Not too long ago I was stuck in a traffic jam. Those of you who live in London know how long and frustrating the rush hour commute can be. Just as I stared out the bus window, I saw a demonstration of some group or other calling for more recognition and rights.
I was not the only one leaning over in my seat, there were many more people struck by the colourful parade though some were just impatiently waiting to move. And that was when it struck me- it’s not just those parading, who belong to a pressured minority. In a way we are all close to losing our voices as society has a tendency of rolling over the individual as it careens into the future. I’m lucky that my main concern is with my right to decide what I put in my stomach, but it’s a concern for me nonetheless due to the rapidly rising trend of veganism.
I am non-vegan and proud of it. It makes me happy that some people still eat meat and feel good about their choice. Meat, for me is the ultimate satisfaction and I don’t apologise for wondering how vegans manage to get through the day with their limited diet.
But being stuck in traffic and witnessing people protesting human inequality, I felt for a moment closer to their cause. Anyone who is attacked for doing what to them feels natural can empathise.
For example, just a few months ago one vegetarian cafe in England refused to take the new five-pound note because it contains traces of animal fat. Rather pathetic, considering that animal-derived additives are used extensively in many different types of plastics such as cosmetics, plastic carrier bags, household detergent bottles, and car parts.
Interestingly, the first such banknote were introduced in the 1980s in Australia and there are currently around 20 billion such polymer notes in use around the world. Talk about closing the door after the horse has bolted.
If that wasn’t pitiful enough, one Spanish restaurant posted a warning on their door telling parents not to bottle-feed their kids with animal milk on their premises. Their logic: “We don’t like bottle- feeds based on cows’ milk. Please don’t use them in the restaurant.”
Ridiculous. I don’t think such behaviour is normal, as plant-based milk is known to be harmful to children.

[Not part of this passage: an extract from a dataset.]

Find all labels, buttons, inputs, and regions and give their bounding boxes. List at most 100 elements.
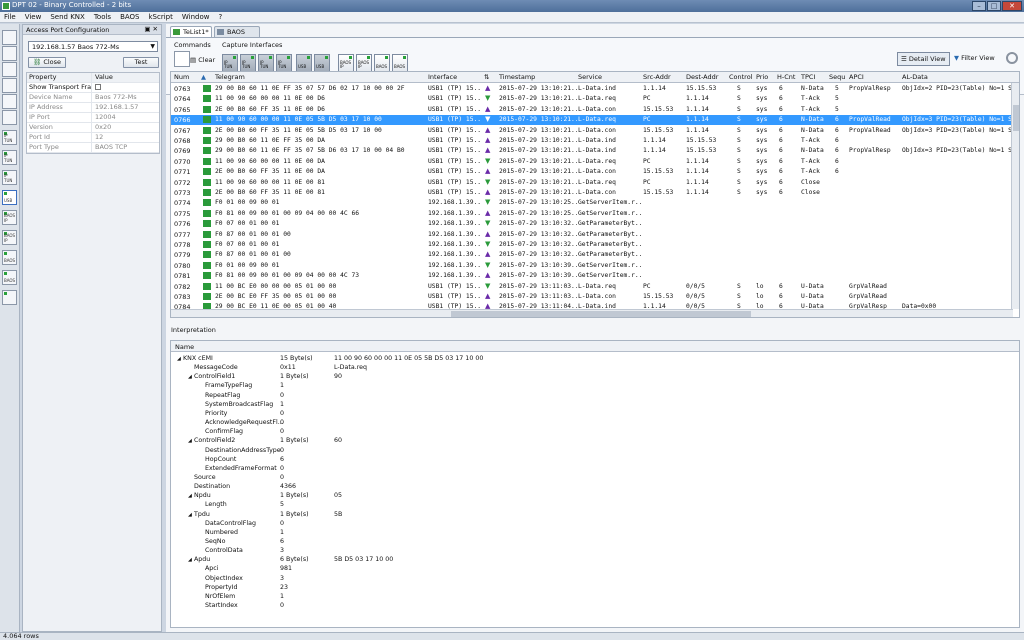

Final example ( I promise) – PETA has recently been demanding BBC bosses make the famous fictional character Dr. Who into a vegan. Apparently, animal rights activists thought that eating meat doesn’t fit with the Doctor’s moral compass. How much more bizarre can it get?

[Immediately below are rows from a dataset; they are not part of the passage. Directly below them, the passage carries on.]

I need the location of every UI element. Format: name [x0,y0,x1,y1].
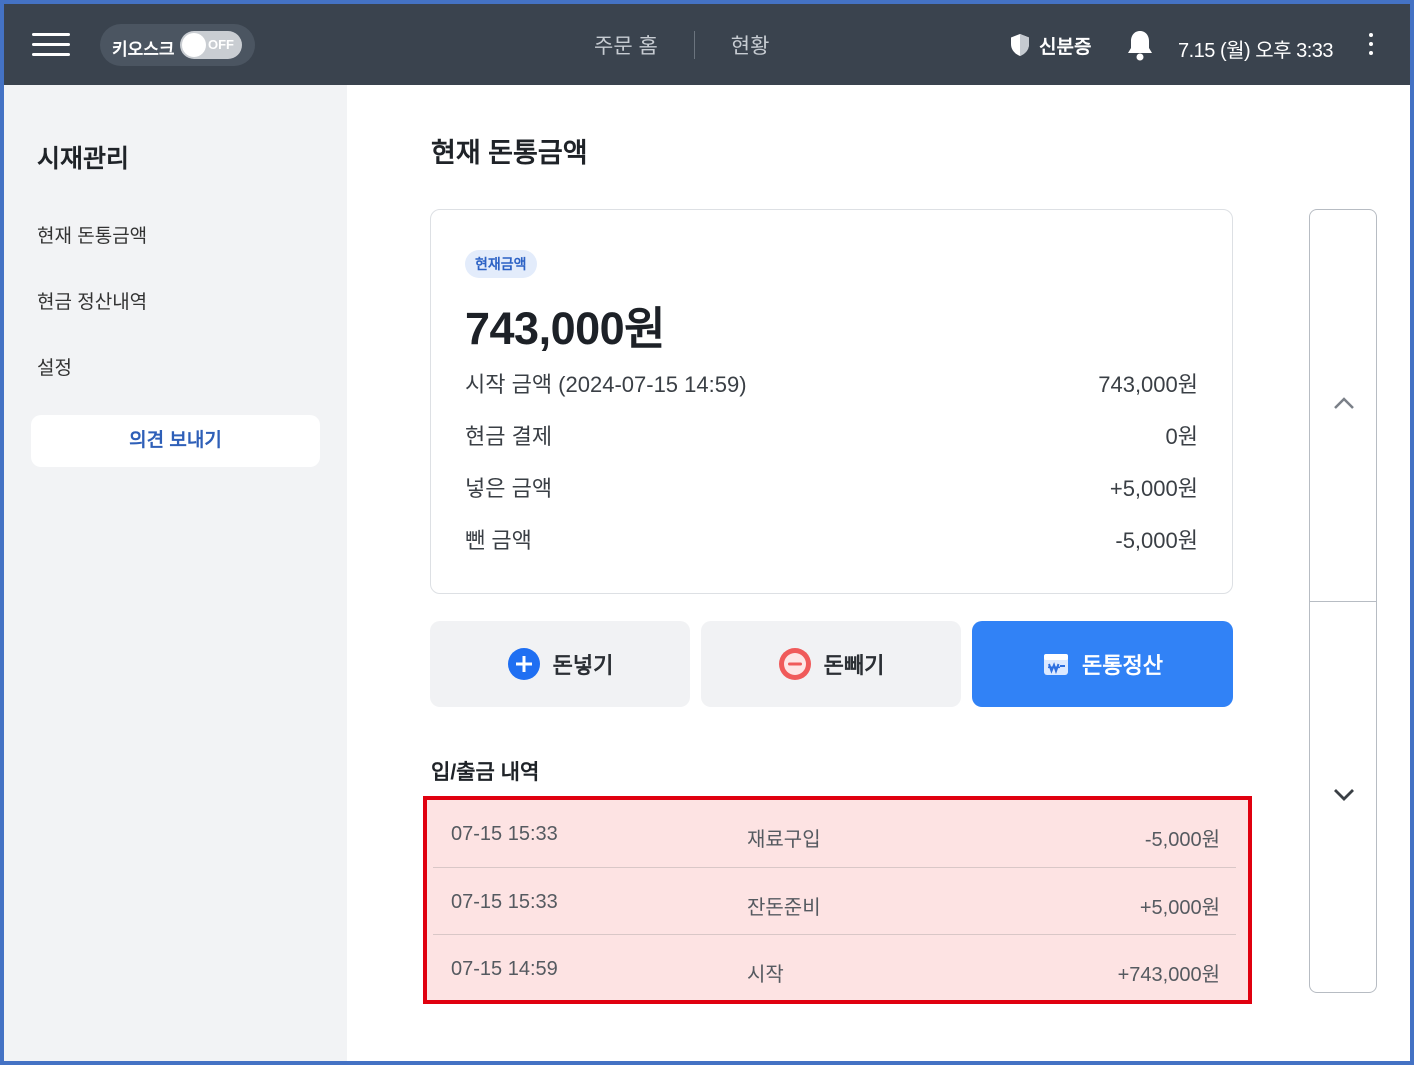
history-row[interactable]: 07-15 15:33 재료구입 -5,000원 [433,800,1236,867]
toggle-state-label: OFF [208,37,234,52]
summary-row-start-amount: 시작 금액 (2024-07-15 14:59) 743,000원 [465,367,1198,397]
nav-divider [693,31,695,59]
top-nav: 주문 홈 현황 [594,30,769,60]
cash-summary-card: 현재금액 743,000원 시작 금액 (2024-07-15 14:59) 7… [430,209,1233,594]
history-date: 07-15 15:33 [451,891,558,913]
history-date: 07-15 14:59 [451,958,558,980]
datetime-display: 7.15 (월) 오후 3:33 [1178,40,1334,62]
chevron-up-icon [1334,397,1354,409]
chevron-down-icon [1334,789,1354,801]
nav-order-home[interactable]: 주문 홈 [594,30,658,60]
row-value: -5,000원 [1115,528,1198,553]
history-amount: +743,000원 [1117,964,1220,986]
deposit-button[interactable]: 돈넣기 [430,621,690,707]
certificate-label: 신분증 [1039,36,1092,58]
top-bar: 키오스크 OFF 주문 홈 현황 신분증 7.15 (월) 오후 3:33 [4,4,1410,85]
summary-row-withdrawn: 뺀 금액 -5,000원 [465,523,1198,553]
row-label: 넣은 금액 [465,476,553,501]
history-description: 재료구입 [747,829,821,851]
row-value: 0원 [1165,424,1198,449]
transaction-history-list: 07-15 15:33 재료구입 -5,000원 07-15 15:33 잔돈준… [423,796,1252,1004]
scroll-down-button[interactable] [1310,602,1376,992]
withdraw-label: 돈빼기 [823,653,885,678]
kiosk-mode-control: 키오스크 OFF [100,24,255,66]
page-scroller [1309,209,1377,993]
bell-icon[interactable] [1125,28,1155,62]
sidebar: 시재관리 현재 돈통금액 현금 정산내역 설정 의견 보내기 [4,85,347,1061]
app-window: 키오스크 OFF 주문 홈 현황 신분증 7.15 (월) 오후 3:33 시재… [0,0,1414,1065]
row-value: 743,000원 [1098,372,1198,397]
settle-button[interactable]: 돈통정산 [972,621,1233,707]
kiosk-toggle[interactable]: OFF [180,31,242,59]
page-title: 현재 돈통금액 [431,138,588,168]
history-title: 입/출금 내역 [431,761,540,784]
hamburger-icon[interactable] [32,31,72,59]
history-amount: +5,000원 [1139,897,1220,919]
history-description: 잔돈준비 [747,897,821,919]
current-amount-badge: 현재금액 [465,250,537,278]
history-row[interactable]: 07-15 14:59 시작 +743,000원 [433,934,1236,1001]
deposit-label: 돈넣기 [552,653,614,678]
row-label: 시작 금액 (2024-07-15 14:59) [465,372,747,397]
plus-circle-icon [507,648,540,680]
sidebar-item-cash-settlement-history[interactable]: 현금 정산내역 [37,287,147,314]
current-amount: 743,000원 [465,303,666,354]
withdraw-button[interactable]: 돈빼기 [701,621,961,707]
summary-row-deposited: 넣은 금액 +5,000원 [465,471,1198,501]
sidebar-title: 시재관리 [37,145,130,173]
history-row[interactable]: 07-15 15:33 잔돈준비 +5,000원 [433,867,1236,934]
shield-icon [1011,34,1029,56]
nav-status[interactable]: 현황 [731,30,770,60]
history-date: 07-15 15:33 [451,823,558,845]
row-value: +5,000원 [1109,476,1198,501]
row-label: 현금 결제 [465,424,553,449]
toggle-knob [182,33,206,57]
more-vertical-icon[interactable] [1364,30,1378,60]
sidebar-item-settings[interactable]: 설정 [37,353,72,380]
sidebar-item-current-cash[interactable]: 현재 돈통금액 [37,221,147,248]
history-amount: -5,000원 [1144,829,1220,851]
row-label: 뺀 금액 [465,528,532,553]
kiosk-label: 키오스크 [112,40,175,59]
settle-label: 돈통정산 [1082,653,1163,678]
send-feedback-button[interactable]: 의견 보내기 [31,415,320,467]
summary-row-cash-payment: 현금 결제 0원 [465,419,1198,449]
minus-circle-icon [778,648,811,680]
cash-register-icon [1044,654,1069,675]
certificate-button[interactable]: 신분증 [1009,30,1091,60]
history-description: 시작 [747,964,784,986]
scroll-up-button[interactable] [1310,210,1376,602]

What’s wrong with some people? Since when did a personal choice become confused as a matter of objective principle?
Sure there are health concerns, when almost 30% of the worlds population suffer from obesity and meat has been linked to heart disease etc. In fact, I’m rather partial to having some greens myself. I quite like broccoli and carrots- but as a side rather than the main. The thought of not having the choice to order chicken and beef would be quite upsetting to me.
Choice is the only way to ever experience the thrills of freedom. So, you can understand my frustration when someone tries to remove the essence of choice and replace it with labels and name-calling.
Modern society tries its best to tidy up the jetsam of what’s considered “different”. If you are disabled, homeless, a drug addict or any other minority you are much more likely to be marginalised in society.
Unapologetic carnivores like myself are supposedly in a majority, but it’s feeling less and less the reality. Will meat eaters, fur wearers and any other similar rebels be thrown to the lions of society? Time will tell…
My decision is simple. Like most consumers, I choose to eat meat because I enjoy the taste and it can be beneficial as part of a balanced diet.
Now, excuse me, I shall go and tuck into a juicy piece of medium-rare steak.